I’m starting on my quest for the Centennials and my partner for the day, Mike Schumacher, and I thought Ice Mountain would be a good preview for our planned trip up Dallas with Ryan Kowalski and possibly Piper.
Mike planned to camp at the South Winfield trailhead, while I didn’t want to fight the 4th of July traffic and all the yahoos planning to fish and drink Milller High Life, so I opted to roll out of bed at 1:45 a.m. and get on my way at 2 a.m.
The good news: At 2 a.m., even I-25 is empty, for the most part.
The bad news: It’s 2 a.m.

Fortunately I had Pearl Jam’s new album to help keep me alert, as well as the best of Sade (an underrated pop artist) and an icky Power Bar and Banana and tea. I arrived at the trailhead at 5:45 a.m. and met up with Mike, where we bounced our way to the start on the 4WD road.
The weather forecast didn’t look all that great, a 40 percent chance or greater for storms, but the sky was clear and sunny when we started. I wore just a fleece top and pants.
The trail was fine, save for the trees and plants swiping us with water on the way. By the time we got to the Apostle Basin and Lake Ann junction, my pants were soaked, an omen for the day ahead.
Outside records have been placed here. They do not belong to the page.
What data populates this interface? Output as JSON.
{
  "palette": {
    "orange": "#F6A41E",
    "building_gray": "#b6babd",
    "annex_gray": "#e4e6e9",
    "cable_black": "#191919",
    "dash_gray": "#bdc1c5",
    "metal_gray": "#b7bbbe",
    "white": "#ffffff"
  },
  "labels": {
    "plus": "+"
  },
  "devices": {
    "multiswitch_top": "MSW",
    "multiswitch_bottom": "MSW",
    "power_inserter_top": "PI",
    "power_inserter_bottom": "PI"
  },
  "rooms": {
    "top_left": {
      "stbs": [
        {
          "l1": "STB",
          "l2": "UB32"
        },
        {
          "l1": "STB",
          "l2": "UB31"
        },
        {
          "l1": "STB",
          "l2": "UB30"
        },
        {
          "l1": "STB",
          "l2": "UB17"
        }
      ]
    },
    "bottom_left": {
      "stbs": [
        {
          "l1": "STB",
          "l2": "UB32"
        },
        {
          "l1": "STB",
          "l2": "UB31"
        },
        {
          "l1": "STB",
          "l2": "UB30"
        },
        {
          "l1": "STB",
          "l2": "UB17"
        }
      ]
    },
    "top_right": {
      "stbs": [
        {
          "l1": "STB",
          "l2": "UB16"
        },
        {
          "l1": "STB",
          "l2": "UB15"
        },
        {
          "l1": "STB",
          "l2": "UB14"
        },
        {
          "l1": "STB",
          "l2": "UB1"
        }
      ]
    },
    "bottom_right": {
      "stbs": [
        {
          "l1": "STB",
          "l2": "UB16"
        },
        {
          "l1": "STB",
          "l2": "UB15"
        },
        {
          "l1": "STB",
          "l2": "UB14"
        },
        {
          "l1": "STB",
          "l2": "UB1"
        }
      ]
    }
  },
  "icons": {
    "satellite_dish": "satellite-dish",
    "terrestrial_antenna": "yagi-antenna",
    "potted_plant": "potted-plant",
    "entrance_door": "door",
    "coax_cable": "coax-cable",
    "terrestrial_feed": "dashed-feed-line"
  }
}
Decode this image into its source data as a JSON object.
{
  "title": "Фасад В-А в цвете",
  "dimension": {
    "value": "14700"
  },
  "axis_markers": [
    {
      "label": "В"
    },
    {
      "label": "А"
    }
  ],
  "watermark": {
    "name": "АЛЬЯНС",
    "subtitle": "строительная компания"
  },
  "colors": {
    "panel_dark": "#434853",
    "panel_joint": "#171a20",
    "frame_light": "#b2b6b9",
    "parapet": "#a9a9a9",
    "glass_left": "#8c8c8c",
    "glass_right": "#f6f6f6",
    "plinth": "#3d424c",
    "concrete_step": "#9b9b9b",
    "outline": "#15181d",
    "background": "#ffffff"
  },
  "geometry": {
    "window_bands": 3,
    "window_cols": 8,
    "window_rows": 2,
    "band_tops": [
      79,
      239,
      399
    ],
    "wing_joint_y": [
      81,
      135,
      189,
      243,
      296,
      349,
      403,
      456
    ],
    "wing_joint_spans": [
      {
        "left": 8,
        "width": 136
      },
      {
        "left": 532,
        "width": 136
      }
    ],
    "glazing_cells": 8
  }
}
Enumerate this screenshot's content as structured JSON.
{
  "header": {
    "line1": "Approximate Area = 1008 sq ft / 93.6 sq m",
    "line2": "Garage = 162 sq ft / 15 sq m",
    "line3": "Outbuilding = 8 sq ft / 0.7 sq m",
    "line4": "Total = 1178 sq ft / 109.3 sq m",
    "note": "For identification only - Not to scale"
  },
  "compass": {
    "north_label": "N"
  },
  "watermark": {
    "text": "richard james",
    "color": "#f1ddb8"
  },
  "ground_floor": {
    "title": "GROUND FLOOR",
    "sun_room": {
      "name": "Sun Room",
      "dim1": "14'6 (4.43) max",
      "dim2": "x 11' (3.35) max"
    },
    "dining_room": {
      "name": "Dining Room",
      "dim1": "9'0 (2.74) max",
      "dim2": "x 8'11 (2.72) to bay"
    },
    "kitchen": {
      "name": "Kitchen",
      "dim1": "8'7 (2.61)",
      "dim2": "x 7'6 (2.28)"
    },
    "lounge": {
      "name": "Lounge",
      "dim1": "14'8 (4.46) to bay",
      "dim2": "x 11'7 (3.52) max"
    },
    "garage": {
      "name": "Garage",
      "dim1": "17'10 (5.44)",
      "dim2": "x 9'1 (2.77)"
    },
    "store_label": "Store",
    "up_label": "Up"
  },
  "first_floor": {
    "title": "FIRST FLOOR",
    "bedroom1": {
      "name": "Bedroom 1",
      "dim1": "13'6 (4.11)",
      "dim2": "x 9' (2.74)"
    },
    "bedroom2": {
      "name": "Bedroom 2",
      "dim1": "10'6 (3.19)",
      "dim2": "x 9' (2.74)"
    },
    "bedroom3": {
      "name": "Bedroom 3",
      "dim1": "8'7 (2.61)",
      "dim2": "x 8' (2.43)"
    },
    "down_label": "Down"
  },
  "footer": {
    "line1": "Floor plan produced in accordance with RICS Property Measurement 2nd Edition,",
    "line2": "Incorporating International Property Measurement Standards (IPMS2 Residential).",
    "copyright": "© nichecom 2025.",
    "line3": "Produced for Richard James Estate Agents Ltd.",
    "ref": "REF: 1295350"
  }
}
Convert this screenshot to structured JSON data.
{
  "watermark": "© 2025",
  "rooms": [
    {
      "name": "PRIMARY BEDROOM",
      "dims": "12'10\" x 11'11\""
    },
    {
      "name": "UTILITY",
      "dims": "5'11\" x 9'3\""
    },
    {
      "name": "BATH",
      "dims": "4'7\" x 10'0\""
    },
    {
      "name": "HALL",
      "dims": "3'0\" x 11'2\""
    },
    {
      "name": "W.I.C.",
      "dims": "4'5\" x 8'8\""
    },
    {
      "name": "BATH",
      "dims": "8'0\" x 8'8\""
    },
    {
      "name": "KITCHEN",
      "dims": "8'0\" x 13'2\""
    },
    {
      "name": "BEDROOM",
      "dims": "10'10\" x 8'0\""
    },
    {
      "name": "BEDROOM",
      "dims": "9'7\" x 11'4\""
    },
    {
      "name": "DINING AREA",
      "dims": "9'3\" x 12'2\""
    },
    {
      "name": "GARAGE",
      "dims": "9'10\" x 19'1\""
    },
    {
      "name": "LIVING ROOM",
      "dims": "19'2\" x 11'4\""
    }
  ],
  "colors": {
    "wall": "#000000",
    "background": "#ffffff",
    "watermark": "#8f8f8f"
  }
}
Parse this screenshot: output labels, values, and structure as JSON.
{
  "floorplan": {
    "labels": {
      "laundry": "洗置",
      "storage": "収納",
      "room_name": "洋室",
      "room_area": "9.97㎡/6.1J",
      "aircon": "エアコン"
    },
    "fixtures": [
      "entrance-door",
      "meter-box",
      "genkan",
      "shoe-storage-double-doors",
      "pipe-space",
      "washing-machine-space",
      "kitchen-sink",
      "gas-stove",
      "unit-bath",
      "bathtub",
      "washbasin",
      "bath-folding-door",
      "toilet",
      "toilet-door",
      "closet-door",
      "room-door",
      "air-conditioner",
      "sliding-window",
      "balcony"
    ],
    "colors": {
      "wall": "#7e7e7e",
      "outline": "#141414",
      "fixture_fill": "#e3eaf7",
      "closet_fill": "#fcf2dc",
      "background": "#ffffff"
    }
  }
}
We crossed the huge log and then the icy logs written about by Mark Fisher, who wrote a much more detailed trip report than I will (I’ve got a story to write after this). We used that one most of the way.
We arrived at a basin right after the icy logs across the creek and Mike found a game trail to the left of the basin up a steep slope. Fisher apparently bushwacked through willows to the right up the hill. You could go both ways, but the trail we found was fairly nice and somewhat easy to follow. It spit us out above treeline, right under the slope where you want to start heading up to the saddle between North and Ice.

It’s a straightforward trip over crappy loose rock once you get beyond the few hundred feet of tundra that follow up a small lake. I struggled over it all day, as it was my first time out for the summer season, while Mike, who has already been out many times this year and just spent a week in Chicago Basin, looked like Peter Pan, flying over the rocks and leaving me in the dust.
I really believe I’m in good shape - I ran the Bolder Boulder in 50 minutes - but these guys from 14erworld are stomping all over me. Am I getting older? Is it because I have a baby now? I do think I performed all right but I”m getting tired of not keeping up.

Anyway, we made to the saddle, looked up and, almost like magic, a cloud appeared before us, building by the second. Mike and I decided to go for North and see how it would play out.
We made it to the top of North about 11 a.m. while the skies got worse. Ah, so THAT’S why the forecast didn’t look good.
By the time we made it back to the saddle, I had heard a couple of thunder claps in the far distance and it looked black to the right of us. Crap. We were less than 300 feet from the top of Ice but it wasn’t going to happen today.
In the past, this would disappoint me. It still did, but instead of arguing with Mike for a try at Ice, as I might have in the past, I knew he was right and started heading down with him. In fact, I never considered it. I’ve got more important things at home now, waiting for me, and I can’t risk it.

Mike and I started to head down and picked up the pace a bit as the lightning got closer and closer and it started to dump little pellets of ice on us.
There was still enough snow for a couple short glissades, so we took advantage. (The Fridge, by the way, still looked to be in great shape), and by the time the lighting was less than a mile away, we were close to treeline. Once we got through the trees, it was raining, or rather sleeting, pretty hard, and we wound up getting pretty soaked.
We made it back to the car wet but I was happy for the day. It was great to hike with Mike and we did get a peak in.
My climbing season has begun. I just hope it improves.